Wednesday, March 18, 2015
The city itself, of course, has endured the most snow since record keeping began, which was trial enough. But concurrently, two criminal trials have been runner-ups for local news attention. Both are ritual enactments of substantial civic significance, although otherwise in no way similar.
Dzokhar Tsarnaev's lawyers have already declared that he is one of the two perpetrators of the marathon bombing, along with his brother, although he has not as far as we know confessed himself to law enforcement. That's pretty much of no consequence because his guilt is beyond question. Yet we are having a full trial to prove guilt, complete with witnesses' unbearable, inexpressible pain and the most horrific of images. The reason for this technically is that a plea of guilty cannot be accepted in a capital trial.

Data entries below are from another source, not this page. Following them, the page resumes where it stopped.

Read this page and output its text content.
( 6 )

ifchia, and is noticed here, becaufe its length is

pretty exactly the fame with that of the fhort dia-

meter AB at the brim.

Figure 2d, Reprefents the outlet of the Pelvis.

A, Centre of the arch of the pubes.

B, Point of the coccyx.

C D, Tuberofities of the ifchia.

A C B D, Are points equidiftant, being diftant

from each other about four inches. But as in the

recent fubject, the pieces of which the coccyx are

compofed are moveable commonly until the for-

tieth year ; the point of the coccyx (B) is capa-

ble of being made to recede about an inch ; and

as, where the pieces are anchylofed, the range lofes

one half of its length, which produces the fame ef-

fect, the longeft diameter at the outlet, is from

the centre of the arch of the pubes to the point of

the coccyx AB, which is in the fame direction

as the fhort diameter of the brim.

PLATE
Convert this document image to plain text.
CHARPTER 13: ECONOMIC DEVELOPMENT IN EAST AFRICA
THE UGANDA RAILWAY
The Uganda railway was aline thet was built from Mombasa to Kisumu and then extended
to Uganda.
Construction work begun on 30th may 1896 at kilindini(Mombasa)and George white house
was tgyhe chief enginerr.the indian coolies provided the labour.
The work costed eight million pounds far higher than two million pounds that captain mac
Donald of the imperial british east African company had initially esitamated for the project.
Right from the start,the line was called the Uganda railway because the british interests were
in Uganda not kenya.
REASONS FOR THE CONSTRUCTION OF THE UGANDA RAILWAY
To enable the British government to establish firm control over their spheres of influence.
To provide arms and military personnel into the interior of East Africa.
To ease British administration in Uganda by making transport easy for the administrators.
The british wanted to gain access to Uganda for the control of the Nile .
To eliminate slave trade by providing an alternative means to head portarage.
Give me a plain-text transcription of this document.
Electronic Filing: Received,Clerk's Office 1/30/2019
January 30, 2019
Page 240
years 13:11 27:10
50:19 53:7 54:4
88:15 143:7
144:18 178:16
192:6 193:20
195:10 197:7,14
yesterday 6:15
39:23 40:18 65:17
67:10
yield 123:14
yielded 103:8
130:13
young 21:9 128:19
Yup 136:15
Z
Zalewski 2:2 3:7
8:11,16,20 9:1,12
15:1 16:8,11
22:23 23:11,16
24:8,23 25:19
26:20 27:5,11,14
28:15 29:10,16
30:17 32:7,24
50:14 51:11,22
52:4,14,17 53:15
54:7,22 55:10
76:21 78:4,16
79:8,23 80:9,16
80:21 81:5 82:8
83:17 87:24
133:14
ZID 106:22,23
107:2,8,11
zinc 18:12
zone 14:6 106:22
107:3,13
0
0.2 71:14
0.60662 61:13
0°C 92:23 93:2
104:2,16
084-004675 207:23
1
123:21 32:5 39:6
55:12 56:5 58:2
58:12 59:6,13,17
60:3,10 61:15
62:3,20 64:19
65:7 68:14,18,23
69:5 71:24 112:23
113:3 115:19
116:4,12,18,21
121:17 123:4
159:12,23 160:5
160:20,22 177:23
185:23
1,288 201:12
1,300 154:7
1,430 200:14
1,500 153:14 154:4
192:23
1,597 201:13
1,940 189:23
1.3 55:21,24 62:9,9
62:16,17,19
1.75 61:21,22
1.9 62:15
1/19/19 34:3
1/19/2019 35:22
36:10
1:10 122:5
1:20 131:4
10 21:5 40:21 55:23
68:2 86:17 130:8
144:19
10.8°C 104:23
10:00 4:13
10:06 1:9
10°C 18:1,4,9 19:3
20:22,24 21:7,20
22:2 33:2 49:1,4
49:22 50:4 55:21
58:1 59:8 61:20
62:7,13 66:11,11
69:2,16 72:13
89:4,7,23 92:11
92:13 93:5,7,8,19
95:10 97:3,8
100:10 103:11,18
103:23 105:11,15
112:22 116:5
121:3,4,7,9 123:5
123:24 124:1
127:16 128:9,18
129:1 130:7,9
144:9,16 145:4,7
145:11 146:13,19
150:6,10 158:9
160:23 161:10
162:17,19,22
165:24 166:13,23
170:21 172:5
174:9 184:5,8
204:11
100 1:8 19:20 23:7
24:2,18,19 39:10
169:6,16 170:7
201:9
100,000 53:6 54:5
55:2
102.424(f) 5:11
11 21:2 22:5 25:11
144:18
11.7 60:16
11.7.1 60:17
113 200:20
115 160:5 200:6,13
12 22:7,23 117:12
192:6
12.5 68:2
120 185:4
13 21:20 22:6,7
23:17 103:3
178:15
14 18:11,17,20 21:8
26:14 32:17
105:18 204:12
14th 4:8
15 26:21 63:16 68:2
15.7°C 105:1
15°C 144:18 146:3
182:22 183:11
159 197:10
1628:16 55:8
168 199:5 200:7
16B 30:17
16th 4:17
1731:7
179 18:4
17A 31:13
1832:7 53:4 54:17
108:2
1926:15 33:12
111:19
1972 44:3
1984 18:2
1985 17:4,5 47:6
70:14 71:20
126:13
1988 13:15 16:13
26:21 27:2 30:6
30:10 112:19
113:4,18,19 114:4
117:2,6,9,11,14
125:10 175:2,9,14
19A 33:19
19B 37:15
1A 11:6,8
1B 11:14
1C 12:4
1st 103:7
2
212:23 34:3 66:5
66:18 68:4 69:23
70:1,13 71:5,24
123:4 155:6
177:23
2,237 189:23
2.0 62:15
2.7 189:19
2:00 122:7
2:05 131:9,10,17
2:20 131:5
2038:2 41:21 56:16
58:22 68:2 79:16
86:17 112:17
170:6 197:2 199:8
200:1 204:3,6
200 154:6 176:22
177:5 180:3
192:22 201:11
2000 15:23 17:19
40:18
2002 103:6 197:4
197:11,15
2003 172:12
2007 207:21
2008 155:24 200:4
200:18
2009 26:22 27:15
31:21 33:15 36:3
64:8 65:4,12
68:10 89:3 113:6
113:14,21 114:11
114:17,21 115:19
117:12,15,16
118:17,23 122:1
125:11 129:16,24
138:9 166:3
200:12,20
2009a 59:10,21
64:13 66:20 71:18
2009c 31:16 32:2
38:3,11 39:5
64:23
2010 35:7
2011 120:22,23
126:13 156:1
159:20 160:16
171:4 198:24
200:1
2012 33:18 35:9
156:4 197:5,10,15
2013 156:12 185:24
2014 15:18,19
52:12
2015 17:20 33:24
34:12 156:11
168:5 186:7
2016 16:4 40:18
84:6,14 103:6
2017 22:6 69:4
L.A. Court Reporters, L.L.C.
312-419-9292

But the prosecutors could get to a guilty verdict with much less theater of cruelty. The real reason is that they want to kill the defendant and they believe that putting the jury through this ordeal will help them achieve that.
Those witnesses who have said anything in public away from the witness stand appreciated the opportunity to confront the defendant and tell their stories, although most have not spoken out of court. So prosecutors can use that as justification. But Tsarnaev's lawyers have indicated that they will accept life without possibility of parole, which is the only other possibility given a guilty verdict, and the Department of Justice will not agree.
Why is it so important to snuff out Dzokhar Tsarnaev? Will it fix anything?
Former New England Patriots tight end Aaron Hernandez, in contrast, is charged with a tawdry murder over what appears to be a trivial slight of some kind, although the motive is so far not publicly known or even suggested. His lawyers are trying to get an acquittal or a lesser charge, but presumption of innocence granted, so far the matter does not look good for him. He has also been charged with another pointless murder of two strangers, is subject to a civil suit for a non-fatal shooting, and it's been pretty well demonstrated that he never left behind the small-time hoodlum culture of Bristol, Connecticut from which he emerged in spite of his fame, glory, and millions of dollars.
This trial, while it's obviously about guilt and innocence from the point of view of the defendant, is about our culture of athlete worship from the standpoint of the rest of us. If the prosecutors are painting a true picture, this guy is a sadistic psychopath whose natural athletic endowment let him get away with a total lack of self-discipline or serious effort and whose only purpose in life is immediate gratification. But 10 year old boys were wearing his name on their backs.